Nous verrons que ces trois degrés kabbalistiques sont similaires aux objectifs des trois degrés des francs-maçons anglais.

Malgré diverses différences, les systèmes ou rites maçonniques mentionnés ci-dessus ont en commun certains concepts fondamentaux de la Kabbale : l’homme primordial ou Adam Kadmon, sa disgrâce et la réintégration ultérieure à laquelle se joint le franc-maçon… L’Adam/Franc-maçon possédait à l’origine vertu et vraie connaissance… Celui de l’Uradam/Franc-Maçon est un élément syncrétique (« hautement syncrétique ») qui puise à plusieurs sources : la Bible, les Apocryphes, l’Hermétisme, le Gnosticisme, la Kabbale (voir p. 38). Selon la doctrine du Martinisme, l’Adam Originel ou Premier Adam est le Jésus-Messie éternel, tandis que le Second Adam ou Jésus Incarné est la manifestation du Premier Adam… Bien qu’ils soient chrétiens orthodoxes, les francs-maçons russes adoptent la Doctrine judéo-kabbalistique par Adam Kadmon (voir p. 38f).

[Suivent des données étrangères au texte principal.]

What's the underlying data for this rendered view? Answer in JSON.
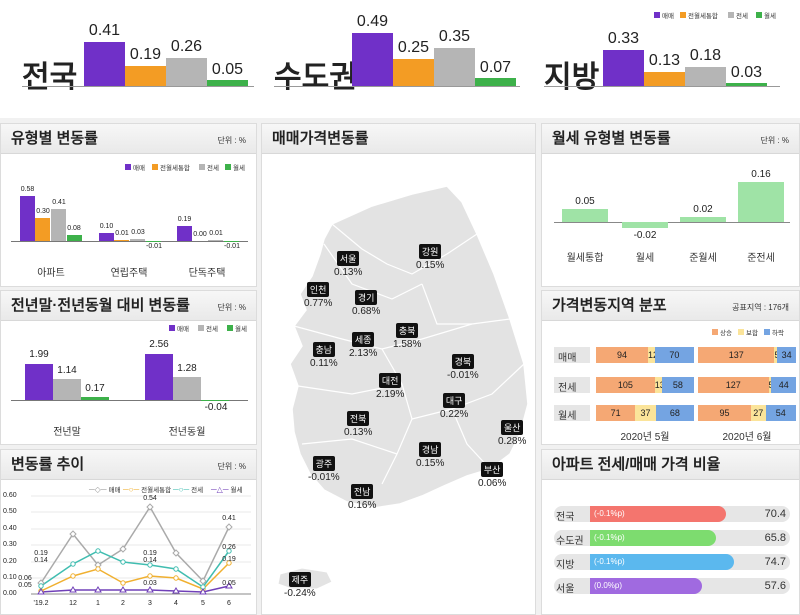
{
  "colors": {
    "maemae": "#7030c8",
    "jeonwol": "#f39c24",
    "jeonse": "#b5b5b5",
    "wolse": "#3db14a"
  },
  "top": {
    "legend": [
      "매매",
      "전월세통합",
      "전세",
      "월세"
    ],
    "groups": [
      {
        "name": "전국",
        "values": [
          "0.41",
          "0.19",
          "0.26",
          "0.05"
        ]
      },
      {
        "name": "수도권",
        "values": [
          "0.49",
          "0.25",
          "0.35",
          "0.07"
        ]
      },
      {
        "name": "지방",
        "values": [
          "0.33",
          "0.13",
          "0.18",
          "0.03"
        ]
      }
    ]
  },
  "type_rates": {
    "title": "유형별 변동률",
    "unit": "단위 : %",
    "legend": [
      "매매",
      "전월세통합",
      "전세",
      "월세"
    ],
    "groups": [
      {
        "name": "아파트",
        "values": [
          "0.58",
          "0.30",
          "0.41",
          "0.08"
        ]
      },
      {
        "name": "연립주택",
        "values": [
          "0.10",
          "0.01",
          "0.03",
          "-0.01"
        ]
      },
      {
        "name": "단독주택",
        "values": [
          "0.19",
          "0.00",
          "0.01",
          "-0.01"
        ]
      }
    ]
  },
  "ytd": {
    "title": "전년말·전년동월 대비 변동률",
    "unit": "단위 : %",
    "legend": [
      "매매",
      "전세",
      "월세"
    ],
    "groups": [
      {
        "name": "전년말",
        "values": [
          "1.99",
          "1.14",
          "0.17"
        ]
      },
      {
        "name": "전년동월",
        "values": [
          "2.56",
          "1.28",
          "-0.04"
        ]
      }
    ]
  },
  "trend": {
    "title": "변동률 추이",
    "unit": "단위 : %",
    "legend": [
      "매매",
      "전월세통합",
      "전세",
      "월세"
    ],
    "y_ticks": [
      "0.60",
      "0.50",
      "0.40",
      "0.30",
      "0.20",
      "0.10",
      "0.00"
    ],
    "x_ticks": [
      "'19.2",
      "12",
      "1",
      "2",
      "3",
      "4",
      "5",
      "6"
    ],
    "point_labels": [
      "0.19",
      "0.14",
      "0.06",
      "0.05",
      "0.54",
      "0.19",
      "0.14",
      "0.03",
      "0.41",
      "0.26",
      "0.19",
      "0.05"
    ]
  },
  "map": {
    "title": "매매가격변동률",
    "regions": [
      {
        "name": "서울",
        "value": "0.13%"
      },
      {
        "name": "강원",
        "value": "0.15%"
      },
      {
        "name": "인천",
        "value": "0.77%"
      },
      {
        "name": "경기",
        "value": "0.68%"
      },
      {
        "name": "충남",
        "value": "0.11%"
      },
      {
        "name": "세종",
        "value": "2.13%"
      },
      {
        "name": "충북",
        "value": "1.58%"
      },
      {
        "name": "경북",
        "value": "-0.01%"
      },
      {
        "name": "대전",
        "value": "2.19%"
      },
      {
        "name": "대구",
        "value": "0.22%"
      },
      {
        "name": "전북",
        "value": "0.13%"
      },
      {
        "name": "울산",
        "value": "0.28%"
      },
      {
        "name": "경남",
        "value": "0.15%"
      },
      {
        "name": "광주",
        "value": "-0.01%"
      },
      {
        "name": "부산",
        "value": "0.06%"
      },
      {
        "name": "전남",
        "value": "0.16%"
      },
      {
        "name": "제주",
        "value": "-0.24%"
      }
    ]
  },
  "monthly_rent": {
    "title": "월세 유형별 변동률",
    "unit": "단위 : %",
    "items": [
      {
        "name": "월세통합",
        "value": "0.05"
      },
      {
        "name": "월세",
        "value": "-0.02"
      },
      {
        "name": "준월세",
        "value": "0.02"
      },
      {
        "name": "준전세",
        "value": "0.16"
      }
    ]
  },
  "distribution": {
    "title": "가격변동지역 분포",
    "subtitle": "공표지역 : 176개",
    "legend": [
      "상승",
      "보합",
      "하락"
    ],
    "colors": [
      "#f5a874",
      "#fbe49a",
      "#74a4e2"
    ],
    "rows": [
      {
        "name": "매매",
        "may": [
          "94",
          "12",
          "70"
        ],
        "jun": [
          "137",
          "5",
          "34"
        ]
      },
      {
        "name": "전세",
        "may": [
          "105",
          "13",
          "58"
        ],
        "jun": [
          "127",
          "5",
          "44"
        ]
      },
      {
        "name": "월세",
        "may": [
          "71",
          "37",
          "68"
        ],
        "jun": [
          "95",
          "27",
          "54"
        ]
      }
    ],
    "months": [
      "2020년 5월",
      "2020년 6월"
    ]
  },
  "ratio": {
    "title": "아파트 전세/매매 가격 비율",
    "items": [
      {
        "name": "전국",
        "change": "(-0.1%p)",
        "value": "70.4",
        "color": "#f4756e"
      },
      {
        "name": "수도권",
        "change": "(-0.1%p)",
        "value": "65.8",
        "color": "#7ddc6f"
      },
      {
        "name": "지방",
        "change": "(-0.1%p)",
        "value": "74.7",
        "color": "#5bb8ee"
      },
      {
        "name": "서울",
        "change": "(0.0%p)",
        "value": "57.6",
        "color": "#a06ae0"
      }
    ]
  }
}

Burmistrow/Endel ne disent pas qu’Adam Kadmon a le mâle et la femelle en lui et qu’il est donc androgyne.

La Kabbale conduit l’adepte à la connaissance de soi et de la nature, c’est-à-dire à la connaissance de Dieu, car macrocosme et microcosme sont entrelacés, l’un est le miroir de l’autre… C’est « un renouveau des doctrines néoplatoniciennes et gnostiques »). À l’automne, une étincelle de lumière est captée par l’obscurité (voir p. 39f). La voie maçonnique permet à l’adepte d’acquérir la connaissance, l’illumination et la déification : « Connaissance mystique maçonnique, illumination mystique, jusqu’à l’union avec la Divinité » (« Connaissance mystique maçonnique, illumination mystique, jusqu’à l’union avec la Divinité », p. 40) .

Les deux savants russes comparent ensuite les trois degrés kabbalistiques avec les trois degrés maçonniques du système anglais :

« L’épistémologie maçonnique exige donc que l’initié passe par trois étapes. Dans la première étape, il s’engage dans l’autocorrection morale et la réalisation des mystères inhérents à l’homme. Dans la deuxième étape, il doit connaître la nature. Dans la troisième étape, les mystères de la nature et de Dieu sont compris à un niveau supérieur en utilisant le « langage spirituel » des Saintes Écritures. Ce chemin en trois étapes est considéré comme un retour à cette époque où « le livre de la nature était ouvert à la compréhension humaine et où l’homme pouvait comprendre tous ses mystères avec son esprit » » (p. 41).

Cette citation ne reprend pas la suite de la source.